I read with interest the guidance provided by Korownyk and Kolber in the January 2012 issue of Canadian Family Physician1 and by Fallone and colleagues in Gastroenterology2 that suggested the use of a local clarithromycin resistance rate of Helicobacter pylori isolates to determine the choice of antibiotic therapy. Working in a regional microbiology laboratory in Canada, I received questions from clinicians on where they would find these local data. The best data I could find were based on 20 H pylori isolates from gastric biopsies processed in Sudbury, Ont.3 Their antimicrobial minimum inhibitory concentration breakpoints and antimicrobial susceptibility testing (AST) methods were based on European guidance and other published literature. These breakpoints and testing methods were not yet fully established by the Clinical and Laboratory Standards Institute, whose guidance is followed by most of the clinical diagnostic laboratories in North America. Currently, for H pylori, the Clinical and Laboratory Standards Institute has only the clarithromycin minimum inhibitory concentration breakpoint and its AST method.4
The regional microbiology laboratory, operating with the 18 acute care hospitals in eastern Ontario, also conducted an audit of all the requests for isolation of H pylori in patients’ specimens from June 1, 2016, to May 31, 2021. The laboratory typically attempts to grow and isolate H pylori in both chocolate and Mueller-Hinton agar with 5% sheep blood plates, incubated in microaerophilic jars at 35°C for 10 days. The laboratory received a total of 13 requests with the following outcomes:
4 gastric biopsy specimens were found to have H pylori, but 3 of them failed to grow properly for AST;
5 gastric biopsy specimens failed to show growth of H pylori;
1 gastric biopsy specimen failed to show growth of H pylori, but the specimen was tested and found to be positive for urease, suggestive of H pylori; and
3 requests were rejected because stool or antral brushing instead of gastric biopsy specimens were submitted.

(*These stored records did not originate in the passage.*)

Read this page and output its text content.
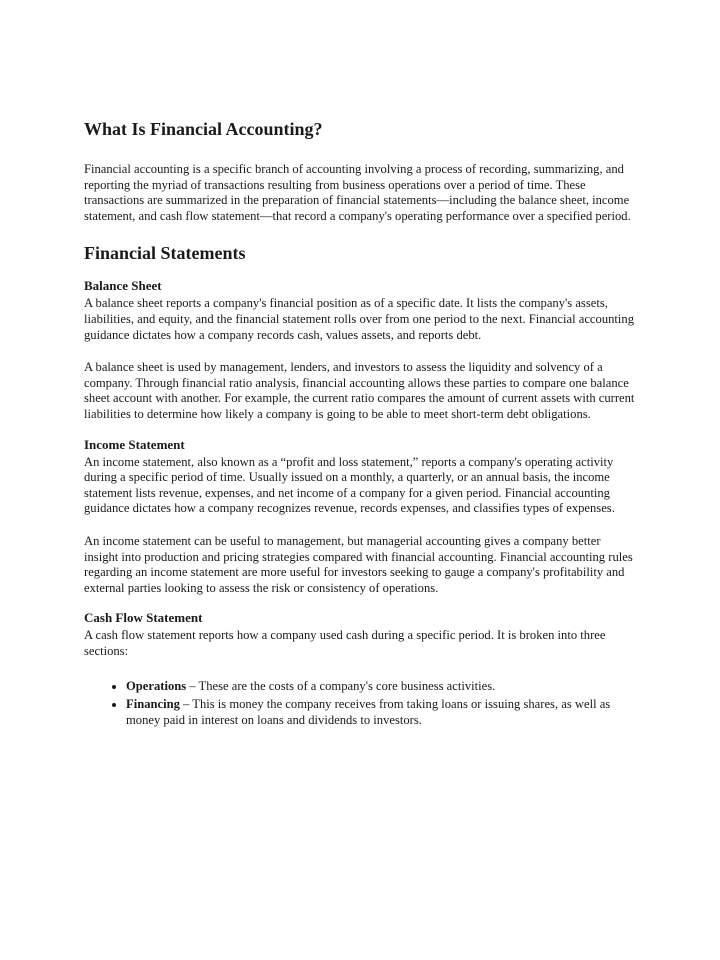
What Is Financial Accounting?

Financial accounting is a specific branch of accounting involving a process of recording, summarizing, and reporting the myriad of transactions resulting from business operations over a period of time. These transactions are summarized in the preparation of financial statements—including the balance sheet, income statement, and cash flow statement—that record a company's operating performance over a specified period.

Financial Statements
Balance Sheet

A balance sheet reports a company's financial position as of a specific date. It lists the company's assets, liabilities, and equity, and the financial statement rolls over from one period to the next. Financial accounting guidance dictates how a company records cash, values assets, and reports debt.

A balance sheet is used by management, lenders, and investors to assess the liquidity and solvency of a company. Through financial ratio analysis, financial accounting allows these parties to compare one balance sheet account with another. For example, the current ratio compares the amount of current assets with current liabilities to determine how likely a company is going to be able to meet short-term debt obligations.

Income Statement

An income statement, also known as a “profit and loss statement,” reports a company's operating activity during a specific period of time. Usually issued on a monthly, a quarterly, or an annual basis, the income statement lists revenue, expenses, and net income of a company for a given period. Financial accounting guidance dictates how a company recognizes revenue, records expenses, and classifies types of expenses.

An income statement can be useful to management, but managerial accounting gives a company better insight into production and pricing strategies compared with financial accounting. Financial accounting rules regarding an income statement are more useful for investors seeking to gauge a company's profitability and external parties looking to assess the risk or consistency of operations.

Cash Flow Statement

A cash flow statement reports how a company used cash during a specific period. It is broken into three sections:

• Operations – These are the costs of a company's core business activities.
• Financing – This is money the company receives from taking loans or issuing shares, as well as money paid in interest on loans and dividends to investors.
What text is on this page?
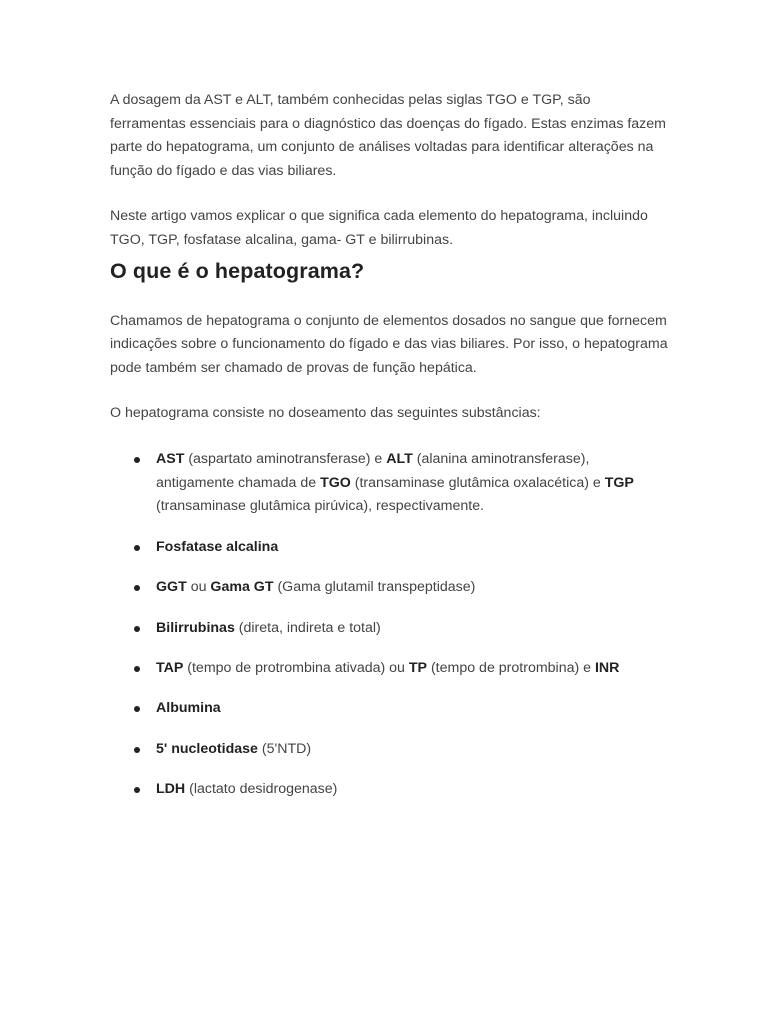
A dosagem da AST e ALT, também conhecidas pelas siglas TGO e TGP, são ferramentas essenciais para o diagnóstico das doenças do fígado. Estas enzimas fazem parte do hepatograma, um conjunto de análises voltadas para identificar alterações na função do fígado e das vias biliares.

Neste artigo vamos explicar o que significa cada elemento do hepatograma, incluindo TGO, TGP, fosfatase alcalina, gama- GT e bilirrubinas.

O que é o hepatograma?

Chamamos de hepatograma o conjunto de elementos dosados no sangue que fornecem indicações sobre o funcionamento do fígado e das vias biliares. Por isso, o hepatograma pode também ser chamado de provas de função hepática.

O hepatograma consiste no doseamento das seguintes substâncias:

AST (aspartato aminotransferase) e ALT (alanina aminotransferase), antigamente chamada de TGO (transaminase glutâmica oxalacética) e TGP (transaminase glutâmica pirúvica), respectivamente.
Fosfatase alcalina
GGT ou Gama GT (Gama glutamil transpeptidase)
Bilirrubinas (direta, indireta e total)
TAP (tempo de protrombina ativada) ou TP (tempo de protrombina) e INR
Albumina
5' nucleotidase (5'NTD)
LDH (lactato desidrogenase)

Despite the 5-year effort, the local microbiology data are obviously disappointing because they do not answer the question of what the local H pylori resistance rate is. Even if we had the data, we should be cognizant that the local susceptibility data would likely be based on refractory H pylori cases rather than being true surveillance data. With other diagnostic methods such as H pylori serology, stool antigens, and urea breath testing available,5 clinicians can make a diagnosis without ordering an invasive gastric biopsy procedure. Often, our laboratory received requests for isolation of H pylori mainly because these patients with working diagnoses of refractory episodes of H pylori infection required AST to further guide antimicrobial selection. Making an empiric decision based on these selected retrospective data would probably overestimate the true local resistance rate. Furthermore, clinicians and patients are often understandably disappointed by the invasive biopsy procedure and waiting for weeks for culture incubation and AST, only to receive uninterpretable results at the end.
As of now, I believe it makes more practical sense to follow the recommendation of using proton pump inhibitor triple therapy only in areas with proven high local clinical eradication rates (>85%),2 rather than relying on local H pylori clarithromycin resistance rates, which are not easily obtainable. However, like many physicians, I am very confused about where to obtain these data.
Footnotes
Competing interests
Dr Eugene Y.H. Yeung has been paid for working as a pharmacist, physician, and microbiologist but was not paid to write this letter. Opinions expressed are solely his own and do not express the views or opinions of his employers.